What 2022 has revealed is that the dollar system has the resilience and strength that it does because it is deeply entrenched and buttressed by both commercial and geopolitical interests. Not for nothing the economist Daniela Gabor has coined the phrase “the Wall Street consensus” to highlight the role of investment bankers, fund managers, and their client borrowers in maintaining the dollar-based global financial network. In major crises this system becomes an overt public-private partnership secured from the top down by the liquidity swap lines extended by the Fed to the major central banks of Europe, Latin America, and Asia. In geopolitical confrontations, its reach is expanded by close cooperation between the United States and its security policy partners in Europe and East Asia. But most of the time the de-risking provided by public authorities for dollar-centered global finance remains in the background. The system appears to sustain itself based above all on the resilience of the U.S. economy and its dynamic financial markets.

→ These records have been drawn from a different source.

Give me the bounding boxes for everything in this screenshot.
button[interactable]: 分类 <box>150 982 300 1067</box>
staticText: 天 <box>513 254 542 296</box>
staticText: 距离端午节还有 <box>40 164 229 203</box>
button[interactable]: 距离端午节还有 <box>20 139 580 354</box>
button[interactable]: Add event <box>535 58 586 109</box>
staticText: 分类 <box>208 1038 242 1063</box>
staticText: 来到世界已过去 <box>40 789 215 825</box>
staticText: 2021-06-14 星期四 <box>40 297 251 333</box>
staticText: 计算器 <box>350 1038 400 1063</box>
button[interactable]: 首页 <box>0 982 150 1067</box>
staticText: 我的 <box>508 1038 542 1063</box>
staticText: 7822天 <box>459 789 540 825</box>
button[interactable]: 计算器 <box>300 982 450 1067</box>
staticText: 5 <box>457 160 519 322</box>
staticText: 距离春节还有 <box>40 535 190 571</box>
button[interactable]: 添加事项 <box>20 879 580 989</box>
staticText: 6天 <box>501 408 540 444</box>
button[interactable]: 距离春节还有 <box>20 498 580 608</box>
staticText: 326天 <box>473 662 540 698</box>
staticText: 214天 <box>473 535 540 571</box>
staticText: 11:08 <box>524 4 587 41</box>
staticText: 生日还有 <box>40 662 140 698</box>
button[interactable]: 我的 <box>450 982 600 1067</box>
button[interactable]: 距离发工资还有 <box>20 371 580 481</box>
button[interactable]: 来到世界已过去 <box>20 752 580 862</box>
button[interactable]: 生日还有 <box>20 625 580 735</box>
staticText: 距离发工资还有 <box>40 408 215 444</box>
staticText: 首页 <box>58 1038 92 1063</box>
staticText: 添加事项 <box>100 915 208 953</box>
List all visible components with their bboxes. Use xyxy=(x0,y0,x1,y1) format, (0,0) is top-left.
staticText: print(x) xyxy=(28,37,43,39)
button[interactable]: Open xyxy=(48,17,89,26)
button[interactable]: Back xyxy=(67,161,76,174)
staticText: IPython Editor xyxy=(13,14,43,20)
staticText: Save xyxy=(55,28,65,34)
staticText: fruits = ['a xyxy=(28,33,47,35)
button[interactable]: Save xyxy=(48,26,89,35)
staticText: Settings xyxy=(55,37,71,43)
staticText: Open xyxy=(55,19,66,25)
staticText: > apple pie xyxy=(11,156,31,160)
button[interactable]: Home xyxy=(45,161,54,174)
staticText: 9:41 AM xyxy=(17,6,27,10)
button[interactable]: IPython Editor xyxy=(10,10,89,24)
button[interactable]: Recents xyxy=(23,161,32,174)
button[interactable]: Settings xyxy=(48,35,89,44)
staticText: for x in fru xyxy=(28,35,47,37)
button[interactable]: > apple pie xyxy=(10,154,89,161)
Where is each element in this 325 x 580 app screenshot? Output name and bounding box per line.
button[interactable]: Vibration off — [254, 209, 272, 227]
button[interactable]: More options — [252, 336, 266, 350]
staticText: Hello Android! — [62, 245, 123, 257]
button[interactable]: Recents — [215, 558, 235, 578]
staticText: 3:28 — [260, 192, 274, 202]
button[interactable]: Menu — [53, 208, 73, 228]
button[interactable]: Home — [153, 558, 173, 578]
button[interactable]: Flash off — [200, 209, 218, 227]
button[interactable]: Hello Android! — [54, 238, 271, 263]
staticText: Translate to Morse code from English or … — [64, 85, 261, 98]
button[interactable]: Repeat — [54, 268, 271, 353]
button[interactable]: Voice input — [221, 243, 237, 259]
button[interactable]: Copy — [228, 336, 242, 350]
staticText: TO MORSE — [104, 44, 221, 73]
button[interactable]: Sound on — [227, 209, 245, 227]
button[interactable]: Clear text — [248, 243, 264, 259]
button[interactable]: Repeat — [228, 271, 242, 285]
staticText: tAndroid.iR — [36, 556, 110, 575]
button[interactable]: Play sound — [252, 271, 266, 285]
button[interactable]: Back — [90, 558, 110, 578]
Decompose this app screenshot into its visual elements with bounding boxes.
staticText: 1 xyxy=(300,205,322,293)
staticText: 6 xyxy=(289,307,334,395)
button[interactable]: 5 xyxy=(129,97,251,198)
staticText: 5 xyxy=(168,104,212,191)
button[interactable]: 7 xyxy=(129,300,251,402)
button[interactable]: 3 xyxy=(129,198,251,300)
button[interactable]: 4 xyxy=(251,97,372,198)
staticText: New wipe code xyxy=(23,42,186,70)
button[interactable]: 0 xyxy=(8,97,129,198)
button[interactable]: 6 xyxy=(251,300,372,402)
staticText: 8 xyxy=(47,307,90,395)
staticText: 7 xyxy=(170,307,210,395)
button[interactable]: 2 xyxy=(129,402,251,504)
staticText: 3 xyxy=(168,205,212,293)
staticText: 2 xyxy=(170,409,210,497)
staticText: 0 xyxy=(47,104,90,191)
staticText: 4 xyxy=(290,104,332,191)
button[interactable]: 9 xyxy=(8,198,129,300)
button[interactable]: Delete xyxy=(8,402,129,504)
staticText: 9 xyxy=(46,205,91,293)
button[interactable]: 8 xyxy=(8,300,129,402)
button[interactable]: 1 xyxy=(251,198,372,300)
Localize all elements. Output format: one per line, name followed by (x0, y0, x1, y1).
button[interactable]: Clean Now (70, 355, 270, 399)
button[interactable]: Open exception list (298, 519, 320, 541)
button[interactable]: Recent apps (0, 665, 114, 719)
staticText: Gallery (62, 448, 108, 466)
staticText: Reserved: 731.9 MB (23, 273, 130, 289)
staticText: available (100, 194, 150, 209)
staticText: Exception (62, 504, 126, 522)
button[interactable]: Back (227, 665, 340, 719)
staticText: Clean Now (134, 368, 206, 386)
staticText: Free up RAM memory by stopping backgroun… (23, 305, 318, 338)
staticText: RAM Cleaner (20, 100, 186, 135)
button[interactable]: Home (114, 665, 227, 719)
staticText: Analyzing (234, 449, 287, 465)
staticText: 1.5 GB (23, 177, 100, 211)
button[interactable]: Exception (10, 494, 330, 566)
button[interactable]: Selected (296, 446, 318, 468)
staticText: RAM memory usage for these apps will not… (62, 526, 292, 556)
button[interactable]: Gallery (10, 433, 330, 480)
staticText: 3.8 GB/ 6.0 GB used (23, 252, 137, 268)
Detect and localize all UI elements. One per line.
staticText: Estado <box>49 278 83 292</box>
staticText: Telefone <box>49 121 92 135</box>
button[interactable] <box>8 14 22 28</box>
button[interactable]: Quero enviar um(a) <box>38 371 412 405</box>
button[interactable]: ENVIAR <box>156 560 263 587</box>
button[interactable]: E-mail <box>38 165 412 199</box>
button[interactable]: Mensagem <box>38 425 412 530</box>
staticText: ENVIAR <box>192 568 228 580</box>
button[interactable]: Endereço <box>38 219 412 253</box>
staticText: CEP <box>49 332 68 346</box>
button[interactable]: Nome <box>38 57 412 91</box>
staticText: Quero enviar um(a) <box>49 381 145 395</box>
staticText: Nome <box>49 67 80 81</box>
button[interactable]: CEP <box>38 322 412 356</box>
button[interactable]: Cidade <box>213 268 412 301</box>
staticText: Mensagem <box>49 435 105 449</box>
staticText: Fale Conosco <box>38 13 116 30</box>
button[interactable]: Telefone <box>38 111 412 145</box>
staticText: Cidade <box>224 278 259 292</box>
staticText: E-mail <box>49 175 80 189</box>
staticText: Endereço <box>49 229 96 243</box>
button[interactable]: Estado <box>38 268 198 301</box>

In general, a strong U.S. economy promotes growth and secures the prosperity of American capital and the centrality of U.S. equity markets to global capital accumulation. It also, however, requires a tighter stance from U.S. monetary policy. Right now, it is the latter point that is critical. How severe the tension in the global economy becomes over the coming months will depend above all on how far the Fed’s tightening goes, and that depends on how rapidly American inflation cools down. If the U.S. economy remains robust, then the Fed will have to resort to higher interest rates, redoubling the squeeze. In that regard, news of a slowing U.S. economy is good news for the dollar system, because it means that the Fed may be able to ease off further interest rate increases later this year. The best case would be a mild U.S. recession with inflation coming down rapidly—the so-called soft-landing scenario. As far as the dollar system is concerned, it is still a “heads I win, tails you lose” world.